15 Chinese Elephants Are on a Long March North. Why, No One Knows:

Maybe they’re looking for better food. Maybe they’ve gotten lost. Maybe they’re just adventurous and having a good time.

No one is quite sure. But for some reason, a herd of 15 Asian elephants has been lumbering its way across China for more than a year, traveling more than 300 miles through villages, forest patches — and, as of 9:55 p.m. on Wednesday, the edges of the city of Kunming, population 8.5 million.

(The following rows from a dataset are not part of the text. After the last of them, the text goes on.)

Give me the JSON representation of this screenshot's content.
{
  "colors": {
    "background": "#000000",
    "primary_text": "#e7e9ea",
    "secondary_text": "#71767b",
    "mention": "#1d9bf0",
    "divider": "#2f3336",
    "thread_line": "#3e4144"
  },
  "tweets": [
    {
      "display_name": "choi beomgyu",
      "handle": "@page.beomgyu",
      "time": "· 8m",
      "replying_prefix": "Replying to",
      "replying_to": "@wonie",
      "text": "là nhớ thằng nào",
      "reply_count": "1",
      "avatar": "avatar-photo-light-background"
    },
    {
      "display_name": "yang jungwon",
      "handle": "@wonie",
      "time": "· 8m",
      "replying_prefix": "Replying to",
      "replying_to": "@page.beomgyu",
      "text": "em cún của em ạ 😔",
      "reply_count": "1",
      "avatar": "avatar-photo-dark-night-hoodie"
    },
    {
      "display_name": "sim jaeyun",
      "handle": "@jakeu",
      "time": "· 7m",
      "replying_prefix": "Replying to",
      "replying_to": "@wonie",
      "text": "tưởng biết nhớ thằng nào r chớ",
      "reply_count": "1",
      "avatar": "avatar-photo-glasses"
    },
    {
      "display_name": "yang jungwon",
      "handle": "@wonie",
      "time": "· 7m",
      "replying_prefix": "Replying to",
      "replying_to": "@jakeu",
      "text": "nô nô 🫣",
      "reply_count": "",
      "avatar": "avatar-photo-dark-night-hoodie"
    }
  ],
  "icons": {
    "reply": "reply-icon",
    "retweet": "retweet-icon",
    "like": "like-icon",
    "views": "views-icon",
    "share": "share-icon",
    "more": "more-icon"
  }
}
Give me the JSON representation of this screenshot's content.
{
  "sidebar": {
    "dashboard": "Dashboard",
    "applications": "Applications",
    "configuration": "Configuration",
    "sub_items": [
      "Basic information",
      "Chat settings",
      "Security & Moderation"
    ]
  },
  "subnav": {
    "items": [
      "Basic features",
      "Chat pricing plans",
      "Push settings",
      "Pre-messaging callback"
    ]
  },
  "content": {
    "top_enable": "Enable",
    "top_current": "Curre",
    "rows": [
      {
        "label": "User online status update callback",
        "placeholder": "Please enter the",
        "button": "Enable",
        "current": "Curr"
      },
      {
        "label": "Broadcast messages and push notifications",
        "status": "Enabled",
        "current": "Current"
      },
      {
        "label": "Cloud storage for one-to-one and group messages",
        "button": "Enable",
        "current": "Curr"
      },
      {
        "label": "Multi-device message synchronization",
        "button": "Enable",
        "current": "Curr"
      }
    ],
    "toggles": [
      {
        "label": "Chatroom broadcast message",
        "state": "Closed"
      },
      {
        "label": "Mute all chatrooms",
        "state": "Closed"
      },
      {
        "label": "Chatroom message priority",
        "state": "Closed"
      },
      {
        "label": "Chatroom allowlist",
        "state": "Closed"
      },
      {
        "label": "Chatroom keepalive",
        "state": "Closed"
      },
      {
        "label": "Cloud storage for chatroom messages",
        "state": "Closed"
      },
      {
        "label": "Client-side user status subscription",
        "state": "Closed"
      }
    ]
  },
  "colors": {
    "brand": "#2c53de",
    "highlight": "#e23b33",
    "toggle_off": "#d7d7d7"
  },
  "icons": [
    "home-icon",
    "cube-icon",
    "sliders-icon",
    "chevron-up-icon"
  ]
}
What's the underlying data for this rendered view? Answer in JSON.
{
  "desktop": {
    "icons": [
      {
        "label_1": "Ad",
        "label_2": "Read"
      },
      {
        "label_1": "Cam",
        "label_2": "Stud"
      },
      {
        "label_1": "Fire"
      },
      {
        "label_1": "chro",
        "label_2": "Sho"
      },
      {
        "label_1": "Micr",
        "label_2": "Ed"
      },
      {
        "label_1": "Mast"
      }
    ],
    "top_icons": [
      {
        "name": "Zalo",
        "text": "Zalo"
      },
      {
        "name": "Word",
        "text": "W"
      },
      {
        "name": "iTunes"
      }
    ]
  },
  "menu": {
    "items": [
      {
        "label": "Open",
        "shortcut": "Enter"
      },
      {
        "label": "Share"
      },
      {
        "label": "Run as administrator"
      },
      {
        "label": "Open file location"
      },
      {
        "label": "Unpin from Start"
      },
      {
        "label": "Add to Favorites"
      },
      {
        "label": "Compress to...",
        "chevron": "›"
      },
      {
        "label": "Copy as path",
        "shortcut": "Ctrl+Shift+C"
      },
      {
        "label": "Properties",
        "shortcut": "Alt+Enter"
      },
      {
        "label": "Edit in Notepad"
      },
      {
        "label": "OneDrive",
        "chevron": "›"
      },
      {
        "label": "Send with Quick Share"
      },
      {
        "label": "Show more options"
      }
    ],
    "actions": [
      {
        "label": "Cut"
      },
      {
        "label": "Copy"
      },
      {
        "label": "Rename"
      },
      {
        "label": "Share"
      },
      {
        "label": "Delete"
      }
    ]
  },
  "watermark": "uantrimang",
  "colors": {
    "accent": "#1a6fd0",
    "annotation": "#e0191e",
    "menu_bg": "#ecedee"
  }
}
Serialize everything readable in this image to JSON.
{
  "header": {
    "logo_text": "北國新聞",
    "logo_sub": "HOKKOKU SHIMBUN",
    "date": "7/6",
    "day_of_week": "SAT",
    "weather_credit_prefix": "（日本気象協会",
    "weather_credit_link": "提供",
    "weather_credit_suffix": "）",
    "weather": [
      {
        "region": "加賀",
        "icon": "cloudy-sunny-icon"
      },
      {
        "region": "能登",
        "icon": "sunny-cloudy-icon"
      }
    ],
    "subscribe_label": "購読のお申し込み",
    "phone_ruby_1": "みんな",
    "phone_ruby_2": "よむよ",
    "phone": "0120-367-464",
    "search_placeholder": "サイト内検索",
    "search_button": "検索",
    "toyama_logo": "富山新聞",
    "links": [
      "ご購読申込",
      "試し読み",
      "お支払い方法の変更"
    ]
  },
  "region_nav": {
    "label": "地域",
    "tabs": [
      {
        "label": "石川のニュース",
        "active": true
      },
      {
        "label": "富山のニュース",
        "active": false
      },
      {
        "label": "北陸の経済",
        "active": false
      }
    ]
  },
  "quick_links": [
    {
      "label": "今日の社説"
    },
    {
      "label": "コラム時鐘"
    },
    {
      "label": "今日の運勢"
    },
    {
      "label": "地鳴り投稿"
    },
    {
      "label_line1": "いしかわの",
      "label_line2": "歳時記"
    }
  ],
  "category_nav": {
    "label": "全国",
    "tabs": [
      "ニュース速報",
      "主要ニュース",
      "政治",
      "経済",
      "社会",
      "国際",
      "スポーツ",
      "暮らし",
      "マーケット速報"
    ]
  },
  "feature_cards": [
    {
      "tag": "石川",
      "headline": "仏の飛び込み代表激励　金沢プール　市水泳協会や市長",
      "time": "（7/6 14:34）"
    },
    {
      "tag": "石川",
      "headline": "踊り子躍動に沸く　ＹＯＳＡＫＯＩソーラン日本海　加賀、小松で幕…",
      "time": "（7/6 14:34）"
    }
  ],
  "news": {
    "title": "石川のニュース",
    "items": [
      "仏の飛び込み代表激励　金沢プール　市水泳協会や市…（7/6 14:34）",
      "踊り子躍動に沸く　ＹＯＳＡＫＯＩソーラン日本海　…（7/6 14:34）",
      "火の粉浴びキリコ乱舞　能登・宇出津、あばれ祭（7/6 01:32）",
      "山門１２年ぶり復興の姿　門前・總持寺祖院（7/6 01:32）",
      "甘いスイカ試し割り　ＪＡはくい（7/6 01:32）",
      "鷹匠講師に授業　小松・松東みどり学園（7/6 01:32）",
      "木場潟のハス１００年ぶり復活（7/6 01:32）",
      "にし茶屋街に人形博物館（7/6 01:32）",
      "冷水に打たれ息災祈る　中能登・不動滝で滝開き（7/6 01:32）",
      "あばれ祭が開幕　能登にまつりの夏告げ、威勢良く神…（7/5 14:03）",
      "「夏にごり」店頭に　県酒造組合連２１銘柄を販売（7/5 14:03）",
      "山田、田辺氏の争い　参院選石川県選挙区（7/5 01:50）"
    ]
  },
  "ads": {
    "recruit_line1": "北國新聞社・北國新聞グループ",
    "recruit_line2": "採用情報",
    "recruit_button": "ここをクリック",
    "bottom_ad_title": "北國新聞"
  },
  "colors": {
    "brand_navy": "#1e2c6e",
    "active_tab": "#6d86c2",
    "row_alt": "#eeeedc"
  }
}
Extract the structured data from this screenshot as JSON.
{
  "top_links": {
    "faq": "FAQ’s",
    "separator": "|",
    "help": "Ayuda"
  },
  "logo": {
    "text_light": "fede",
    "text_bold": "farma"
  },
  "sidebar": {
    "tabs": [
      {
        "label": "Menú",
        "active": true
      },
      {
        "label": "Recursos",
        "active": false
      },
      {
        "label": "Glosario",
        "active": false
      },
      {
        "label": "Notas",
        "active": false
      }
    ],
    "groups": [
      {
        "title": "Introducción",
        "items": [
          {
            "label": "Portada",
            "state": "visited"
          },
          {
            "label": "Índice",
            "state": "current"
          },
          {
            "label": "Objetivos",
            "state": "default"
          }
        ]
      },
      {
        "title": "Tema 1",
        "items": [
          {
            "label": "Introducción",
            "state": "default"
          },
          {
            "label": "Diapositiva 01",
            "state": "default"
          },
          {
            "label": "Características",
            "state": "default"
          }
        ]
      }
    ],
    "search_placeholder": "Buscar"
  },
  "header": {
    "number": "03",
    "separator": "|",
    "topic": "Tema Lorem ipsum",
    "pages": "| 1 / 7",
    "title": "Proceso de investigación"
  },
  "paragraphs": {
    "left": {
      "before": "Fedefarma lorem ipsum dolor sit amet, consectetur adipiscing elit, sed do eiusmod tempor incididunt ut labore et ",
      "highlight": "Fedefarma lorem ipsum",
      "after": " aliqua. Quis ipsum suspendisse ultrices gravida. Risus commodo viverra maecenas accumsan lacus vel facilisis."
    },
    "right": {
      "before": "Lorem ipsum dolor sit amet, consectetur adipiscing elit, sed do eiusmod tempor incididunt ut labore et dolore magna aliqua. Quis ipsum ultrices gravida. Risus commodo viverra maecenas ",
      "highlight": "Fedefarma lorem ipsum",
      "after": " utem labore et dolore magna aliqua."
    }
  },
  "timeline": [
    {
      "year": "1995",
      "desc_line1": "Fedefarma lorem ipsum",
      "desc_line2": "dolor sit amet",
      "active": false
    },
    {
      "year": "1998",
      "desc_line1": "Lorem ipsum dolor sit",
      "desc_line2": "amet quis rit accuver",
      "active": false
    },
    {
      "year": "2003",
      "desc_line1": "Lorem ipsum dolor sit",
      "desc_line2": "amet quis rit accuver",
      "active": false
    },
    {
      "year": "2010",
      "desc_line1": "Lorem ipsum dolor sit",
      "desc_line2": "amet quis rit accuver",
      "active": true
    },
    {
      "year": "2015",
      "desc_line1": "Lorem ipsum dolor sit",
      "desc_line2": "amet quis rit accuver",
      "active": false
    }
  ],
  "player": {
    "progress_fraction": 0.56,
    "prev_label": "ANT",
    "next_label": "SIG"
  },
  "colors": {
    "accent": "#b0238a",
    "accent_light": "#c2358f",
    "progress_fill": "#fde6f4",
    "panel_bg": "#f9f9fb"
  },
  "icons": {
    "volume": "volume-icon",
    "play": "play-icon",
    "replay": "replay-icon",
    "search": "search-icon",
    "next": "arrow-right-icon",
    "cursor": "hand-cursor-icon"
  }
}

Since setting out in spring last year from Xishuangbanna National Nature Reserve, on China’s far southwestern border with Laos, the elephants have trotted down the middle of a narrow county street, past a shuttered car dealership and gawking residents. They have gotten into stores of grains left over from fermentation, leading to reports of at least one drunken elephant. They have devoured truckloads of corn and pineapples left out by government officials in an effort to divert them to less populated areas — and then continued on their way.

It’s the farthest-known movement of elephants in China, according to experts. Where they’ll go next, no one knows. When they’ll stop? Also unclear.

Everyone is talking about this piece in The New York Times. I kept thinking about the book The Retreat of the Elephants: An Environmental History of China. As China urbanizes and shifts away from agriculture I actually wonder if there is going to be a ‘re-wilding of large areas due to reforestation.


15 thoughts on “The invasion of elephants

  1. These migrations are normal for them. But they don’t usually head off that far and head for Kunming. If they get into the heart of Kunming, it is going to be a problem.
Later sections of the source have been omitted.